CFL’s won’t be with us for long. Certainly not as long as old time Edison’s burning filament bulb. That is because of the reasons I listed above and more.

My guess is they will be replaced by LED’s. We are a couple innovations away from an amazing revolution in lighting. Their long life, cool light, compact size, and energy efficiency all make them better than either CFL’s with only a few drawbacks versus the old fashioned bulbs.

Thursday, January 21, 2010

The Lamest League

I just read a news story that was galling, shocking, funny, and nauseating. All at the same time. Seems that there is a group in Georgia forming a basketball league just for American born, white guys.

They should have waited a couple months and printed this as an April Fools Day joke. Apparently it is not joke. Eeeek!

Clearly this is creepy separatist idea. Is it racist? Perhaps.

But the other issue is that it is an argument from weakness. It’s a surrender. We can’t compete, so we have to make up our own league. Who wants to watch that?

More than that, who wants to play in it? Any decent player wants the best competition they can find. Even a superior foe who will beat them. Why? To have a chance to improve. If you always play weak opponents, you get weaker. You don’t get better.

I have watched a huge amount of youth basketball the last few years. Most of my time, I watched a virtually unbeatable team. They took on all challengers. They went up against teams made up of the best, select players in the state. On those occasions, they usually lost, but put up a courageous fight.

Black players—bring ‘em on. Taller players—bring ‘em on. Better players—yeah, them too. What is this but an admission you can’t compete. What’s next, high jump events for short guys? Or horse racing for retired offensive linemen?

But, this is out of Augusta, Georgia, the home of one of the most segregated golf club memberships in the country.

Friday, January 8, 2010

Uncle Pete

My Uncle Pete died last week. Of course I'm sad. While he lived a pretty long life, you always hope it could be longer. He outlived my Dad—his kid brother—by almost ten years. He cheated death a few years ago. Have you ever heard of someone under hospice care to recover and live a few more years? I have. I saw it. Uncle Pete lived to spend more time with his wife and kids and to play some golf and hang out with his buddies and play some poker. And to see his last two grandchildren—twins—born.

He worked hard his whole life, even moving his family back and forth across the country looking for work. The pictures in my grandmothers house of Pete in his uniform during WWII were the only proof I have that he was in the military. He never talked about it, at least not to me. He was married to the same woman til his last day and he raised four kids. His life was visited with sadness and unfortunately, some tragedy. But it also had joy. From what I saw, his greatest joy was in the form of family. He had a bunch of grandkids—mostly girls. That seemed about right for him. Seems like a typical story of a son of immigrants.

But I will always remember something remarkable about Uncle Pete. His four kids were special to him and he loved them all very much. That was obvious. His only daughter, Diane, was the apple of his eye. He probably would not deny she was his favorite.
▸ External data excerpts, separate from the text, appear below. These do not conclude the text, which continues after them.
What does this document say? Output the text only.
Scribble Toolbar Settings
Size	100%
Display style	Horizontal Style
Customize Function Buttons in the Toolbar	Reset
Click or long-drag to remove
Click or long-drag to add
But it was his relationship with his third son, Joey, that I will never forget.

Joey was a few years older than me. I have a picture or two of him walking, but I only remember him in a wheelchair. From what I pieced together as a kid, Joey had a muscular dystrophy and developmental limitations. He was bound to one of those heavy steel wheelchairs his whole life. I saw fun, family times with Joey. I was not there for doctor's visits, bath time, etc. What I saw was a happy Joey. A smiling Joey. A lovable Joey. A Joey that made friends and made them smile. Now that I am a Dad, I know darned well that Joey must have had his moments. But not from what I saw.

From Uncle Pete and Aunt Louise, I never heard a grumble. Never a complaint. I never heard them short with Joey. They just took life as it came. But many times around Joey, I witnessed amazing, simple acts of love. To be with the kids, my Uncle Pete would carry Joey down a narrow staircase to our basement. Not just when Joey was a little kid, but when he was a teenager. I'll bet that by then, Joey was four or five inches taller than his Dad and probably weighed the same. But as carefully and as gently as can be, Pete walk down those stairs with his son in his arms.

Pete's other three kids were perfect. It's very easy to love kids when then aren't a problem. But a sick kid? Different story. That's a trial by fire. Lots of people crack. They leave either physically or emotionally. But I saw something else. I saw the resilient character of my Uncle.

It was a simple act. He did not put his life on the line. They don't award bronze stars for such acts of love. Nope. While it was not monumental, it was one of the greatest expressions of love I have ever seen. It has stuck with me for over 35 years.

Uncle Pete, you will always be in my heart and memories.